I didn’t have alcohol for the hangover today, remember the Cry Fest yesterday? Yeah, that happened. Then I stayed up until three in the morning. Why, exactly? Because I can? And because I felt like it…..because I didn’t want to go to sleep, I wanted the tranquilizer dart we all love most. TV Time. Hooray. Perhaps my depression is coming from that sucky reality of all my favorite shows taking breaks. That SUCKS. Like, seriously dude. 😉
Anyway, then those who substitute for all the friends and places I miss have taken a break and left me. In the cold I might add. Actually physically cold, not just the cliche phrase. Nope, April is COLD here man. So then I end up actually being productive, look through all my old stuff and realize how much I miss being a junior in college.

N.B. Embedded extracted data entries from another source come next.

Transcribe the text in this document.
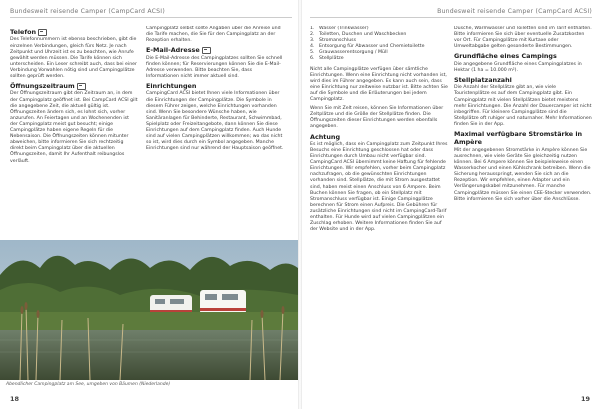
Bundesweit reisende Camper (CampCard ACSI)
Telefon

Des Telefonnummern ist ebenso beschrieben, gibt die einzelnen Verbindungen, gleich fürs Netz. Je nach Zeitpunkt und Uhrzeit ist es zu beachten, wie Anrufe gewählt werden müssen. Die Tarife können sich unterscheiden. Ein Leser schreibt auch, dass bei einer Verbindung Vorwahlen nötig sind und Campingplätze sollten geprüft werden.

Öffnungszeitraum

Der Öffnungszeitraum gibt den Zeitraum an, in dem der Campingplatz geöffnet ist. Bei CampCard ACSI gilt die angegebene Zeit, die aktuell gültig ist. Öffnungszeiten ändern sich, es lohnt sich, vorher anzurufen. An Feiertagen und an Wochenenden ist der Campingplatz meist gut besucht; einige Campingplätze haben eigene Regeln für die Nebensaison. Die Öffnungszeiten können mitunter abweichen, bitte informieren Sie sich rechtzeitig direkt beim Campingplatz über die aktuellen Öffnungszeiten, damit Ihr Aufenthalt reibungslos verläuft.

Campingplatz selbst sollte Angaben über die Anreise und die Tarife machen, die Sie für den Campingplatz an der Rezeption erhalten.

E-Mail-Adresse

Die E-Mail-Adresse des Campingplatzes sollten Sie schnell finden können; für Reservierungen können Sie die E-Mail-Adresse verwenden. Bitte beachten Sie, dass Informationen nicht immer aktuell sind.

Einrichtungen

CampingCard ACSI bietet Ihnen viele Informationen über die Einrichtungen der Campingplätze. Die Symbole in diesem Führer zeigen, welche Einrichtungen vorhanden sind. Wenn Sie besondere Wünsche haben, wie Sanitäranlagen für Behinderte, Restaurant, Schwimmbad, Spielplatz oder Freizeitangebote, dann können Sie diese Einrichtungen auf dem Campingplatz finden. Auch Hunde sind auf vielen Campingplätzen willkommen; wo das nicht so ist, wird dies durch ein Symbol angegeben. Manche Einrichtungen sind nur während der Hauptsaison geöffnet.

Abendlicher Campingplatz am See, umgeben von Bäumen (Niederlande)
18
Bundesweit reisende Camper (CampCard ACSI)
1. Wasser (Trinkwasser)
2. Toiletten, Duschen und Waschbecken
3. Stromanschluss
4. Entsorgung für Abwasser und Chemietoilette
5. Grauwasserentsorgung / Müll
6. Stellplätze

Nicht alle Campingplätze verfügen über sämtliche Einrichtungen. Wenn eine Einrichtung nicht vorhanden ist, wird dies im Führer angegeben. Es kann auch sein, dass eine Einrichtung nur zeitweise nutzbar ist. Bitte achten Sie auf die Symbole und die Erläuterungen bei jedem Campingplatz.

Wenn Sie mit Zelt reisen, können Sie Informationen über Zeltplätze und die Größe der Stellplätze finden. Die Öffnungszeiten dieser Einrichtungen werden ebenfalls angegeben.

Achtung

Es ist möglich, dass ein Campingplatz zum Zeitpunkt Ihres Besuchs eine Einrichtung geschlossen hat oder dass Einrichtungen durch Umbau nicht verfügbar sind. CampingCard ACSI übernimmt keine Haftung für fehlende Einrichtungen. Wir empfehlen, vorher beim Campingplatz nachzufragen, ob die gewünschten Einrichtungen vorhanden sind. Stellplätze, die mit Strom ausgestattet sind, haben meist einen Anschluss von 6 Ampere. Beim Buchen können Sie fragen, ob ein Stellplatz mit Stromanschluss verfügbar ist. Einige Campingplätze berechnen für Strom einen Aufpreis. Die Gebühren für zusätzliche Einrichtungen sind nicht im CampingCard-Tarif enthalten. Für Hunde wird auf vielen Campingplätzen ein Zuschlag erhoben. Weitere Informationen finden Sie auf der Website und in der App.

Dusche, Warmwasser und Toiletten sind im Tarif enthalten. Bitte informieren Sie sich über eventuelle Zusatzkosten vor Ort. Für Campingplätze mit Kurtaxe oder Umweltabgabe gelten gesonderte Bestimmungen.

Grundfläche eines Campings

Die angegebene Grundfläche eines Campingplatzes in Hektar (1 ha = 10.000 m²).

Stellplatzanzahl

Die Anzahl der Stellplätze gibt an, wie viele Touristenplätze es auf dem Campingplatz gibt. Ein Campingplatz mit vielen Stellplätzen bietet meistens mehr Einrichtungen. Die Anzahl der Dauercamper ist nicht inbegriffen. Für kleinere Campingplätze sind die Stellplätze oft ruhiger und naturnaher. Mehr Informationen finden Sie in der App.

Maximal verfügbare Stromstärke in Ampère

Mit der angegebenen Stromstärke in Ampère können Sie ausrechnen, wie viele Geräte Sie gleichzeitig nutzen können. Bei 6 Ampere können Sie beispielsweise einen Wasserkocher und einen Kühlschrank betreiben. Wenn die Sicherung herausspringt, wenden Sie sich an die Rezeption. Wir empfehlen, einen Adapter und ein Verlängerungskabel mitzunehmen. Für manche Campingplätze müssen Sie einen CEE-Stecker verwenden. Bitte informieren Sie sich vorher über die Anschlüsse.

19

See that was the perfect point in life. I was surrounded by awesome people, beautiful, smart, interested in the same things as I was. I kid you not we would argue about dead poets for hours after dinner. We would watch golden hour while we ate whatever crappy food the cafeteria cooked, but hey at least we didnt have to cook it. (Although if we did want to cook we could.) Anyway, it was pretty great.
Then, I grew up, and three years past and I STILL miss Junior year. The danger here is that may have been the best year of my life. Here we go now, downhill from here. Super. Twenty miserable years of leading up to being a Junior, one blissful year of loving it, and then fire and flames and I didn’t even get to say goodbye.
This wasn’t supposed to be a mope session. This is just a little bit of a venting session, because those are fun, generally they become funny, and who knows maybe sometimes they even serve to brighten someone’s day. Anyway, who knows.
The artist has a hangover from tears she cried,
And now here she goes, the mask untied.